The officials banned include ex-Chairman and MD Kapil Wadhawan, ex-Director Dheeraj Wadhawan, former non-executive directors Rakesh and Sarang Wadhawan, former CEO Harshil Mehta, and former CFO Santosh Sharma. These officials either orchestrated, aided, or failed to stop a scheme that misrepresented DHFL’s financial health and misled investors, Sebi said in its order.

DHFL, once a major housing finance company, was in the business of providing loans for home construction or purchase, as well as loans against property. In 2021, it was acquired by the Piramal Group for Rs 34,250 crore and merged with Piramal Capital Housing Finance. Its shares were delisted from both the exchanges – National Stock Exchange and Bombay Stock Exchange, in June 2021.

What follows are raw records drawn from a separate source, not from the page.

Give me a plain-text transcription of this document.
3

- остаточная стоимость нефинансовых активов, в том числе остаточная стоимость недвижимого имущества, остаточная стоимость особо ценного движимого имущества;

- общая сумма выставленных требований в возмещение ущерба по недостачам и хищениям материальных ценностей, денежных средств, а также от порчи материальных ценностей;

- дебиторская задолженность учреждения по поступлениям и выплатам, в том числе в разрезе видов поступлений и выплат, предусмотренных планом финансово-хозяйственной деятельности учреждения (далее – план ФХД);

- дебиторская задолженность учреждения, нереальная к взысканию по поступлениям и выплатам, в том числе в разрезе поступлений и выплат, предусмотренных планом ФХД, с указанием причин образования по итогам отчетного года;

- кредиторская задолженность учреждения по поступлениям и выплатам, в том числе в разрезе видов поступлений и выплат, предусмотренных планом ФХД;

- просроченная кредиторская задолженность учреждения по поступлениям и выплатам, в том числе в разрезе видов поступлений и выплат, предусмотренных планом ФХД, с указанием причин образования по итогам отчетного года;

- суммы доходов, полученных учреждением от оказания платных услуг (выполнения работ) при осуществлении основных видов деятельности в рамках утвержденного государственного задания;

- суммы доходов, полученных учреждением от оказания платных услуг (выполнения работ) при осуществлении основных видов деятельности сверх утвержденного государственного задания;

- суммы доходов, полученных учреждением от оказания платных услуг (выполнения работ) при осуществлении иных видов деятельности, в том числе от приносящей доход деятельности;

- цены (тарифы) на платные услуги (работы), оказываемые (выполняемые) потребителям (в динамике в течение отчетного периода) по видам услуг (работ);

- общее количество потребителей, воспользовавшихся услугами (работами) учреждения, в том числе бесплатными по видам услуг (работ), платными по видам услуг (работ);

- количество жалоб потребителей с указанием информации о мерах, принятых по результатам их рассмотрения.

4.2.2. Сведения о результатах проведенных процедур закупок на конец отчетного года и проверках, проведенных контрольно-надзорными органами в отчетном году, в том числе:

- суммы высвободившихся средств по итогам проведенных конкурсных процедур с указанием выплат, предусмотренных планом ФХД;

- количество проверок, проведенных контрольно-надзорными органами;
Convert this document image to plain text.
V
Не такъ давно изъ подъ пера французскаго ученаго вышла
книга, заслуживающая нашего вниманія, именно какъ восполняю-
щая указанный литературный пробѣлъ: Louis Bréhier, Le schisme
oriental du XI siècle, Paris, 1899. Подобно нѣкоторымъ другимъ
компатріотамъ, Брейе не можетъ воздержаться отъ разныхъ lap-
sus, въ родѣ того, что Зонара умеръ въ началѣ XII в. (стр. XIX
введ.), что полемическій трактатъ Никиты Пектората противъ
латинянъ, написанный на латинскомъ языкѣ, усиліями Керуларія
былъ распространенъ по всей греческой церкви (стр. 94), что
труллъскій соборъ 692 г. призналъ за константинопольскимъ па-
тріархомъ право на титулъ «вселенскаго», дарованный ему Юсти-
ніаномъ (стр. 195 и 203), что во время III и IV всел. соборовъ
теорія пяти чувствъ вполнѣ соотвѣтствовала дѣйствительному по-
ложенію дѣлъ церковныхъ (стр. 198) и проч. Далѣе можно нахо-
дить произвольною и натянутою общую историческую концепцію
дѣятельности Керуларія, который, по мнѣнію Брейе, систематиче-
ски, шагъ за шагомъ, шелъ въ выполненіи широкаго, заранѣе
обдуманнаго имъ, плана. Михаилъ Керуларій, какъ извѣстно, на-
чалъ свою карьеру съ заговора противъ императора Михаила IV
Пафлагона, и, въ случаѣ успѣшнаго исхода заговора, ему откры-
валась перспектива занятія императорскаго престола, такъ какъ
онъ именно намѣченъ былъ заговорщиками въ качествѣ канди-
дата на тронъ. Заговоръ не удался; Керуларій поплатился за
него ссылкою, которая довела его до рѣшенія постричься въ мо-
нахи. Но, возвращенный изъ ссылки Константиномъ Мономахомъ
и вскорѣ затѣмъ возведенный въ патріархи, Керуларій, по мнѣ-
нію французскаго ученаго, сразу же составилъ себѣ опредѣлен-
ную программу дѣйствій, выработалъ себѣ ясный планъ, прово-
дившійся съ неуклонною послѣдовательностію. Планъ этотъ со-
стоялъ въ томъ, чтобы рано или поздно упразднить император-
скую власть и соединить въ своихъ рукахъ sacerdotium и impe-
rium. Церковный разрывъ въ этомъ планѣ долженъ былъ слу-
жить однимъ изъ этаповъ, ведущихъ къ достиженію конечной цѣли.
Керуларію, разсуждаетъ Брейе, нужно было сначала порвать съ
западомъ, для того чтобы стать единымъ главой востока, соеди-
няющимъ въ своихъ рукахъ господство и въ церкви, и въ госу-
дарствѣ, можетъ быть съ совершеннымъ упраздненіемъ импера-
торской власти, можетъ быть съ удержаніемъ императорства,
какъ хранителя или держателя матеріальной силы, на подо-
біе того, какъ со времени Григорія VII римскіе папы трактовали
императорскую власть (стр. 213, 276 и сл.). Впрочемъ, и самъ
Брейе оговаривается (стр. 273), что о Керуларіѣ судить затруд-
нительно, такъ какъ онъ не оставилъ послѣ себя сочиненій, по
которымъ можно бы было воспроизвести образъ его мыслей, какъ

The DHFL Fund Diversion Case

Sebi’s investigation found that DHFL, between FY 2006-07 and FY 2018-19, diverted Rs 11,548.95 crore to 87 “Bandra Book Entities” (BBEs) linked to its promoters. These loans, Sebi said, were disguised in company records as small-ticket home loans.

“Amounts disbursed to 87 unique BBEs are shown as small fictitious home loan accounts and actual repayment made by the BBEs was distributed into numerous fictitious loan accounts of smaller amounts,” Sebi said in its order.

The regulator added that loans to these entities, which made up nearly a quarter of DHFL’s loan book, were not reported as related-party transactions even though the promoters had “significant influence” over them.

“If the company had presented the real picture of its financial statements excluding the interest income from the loans given to the BBEs, the company would have been reporting losses as early as FY 2007–08,” the regulator said.

How DHFL Used To Divert Funds

Investigations found that DHFL kept records of these loans in several different accounting systems and structured them in a way that concealed their true nature. The transactions bypassed standard loan approval processes and were routed through specific bank accounts.

All BBEs were found to be connected to each other and to the promoters, and several of them shared common directors. Some of the funds these BBEs received were invested into other companies connected to the promoters. Later, some of these loans were shifted from the retail loan category to wholesale borrowers.

According to Sebi, this misrepresentation went on for over ten years and created a false impression of DHFL’s financial performance and hid the fact that it could have been making losses since as far back as 2007-08.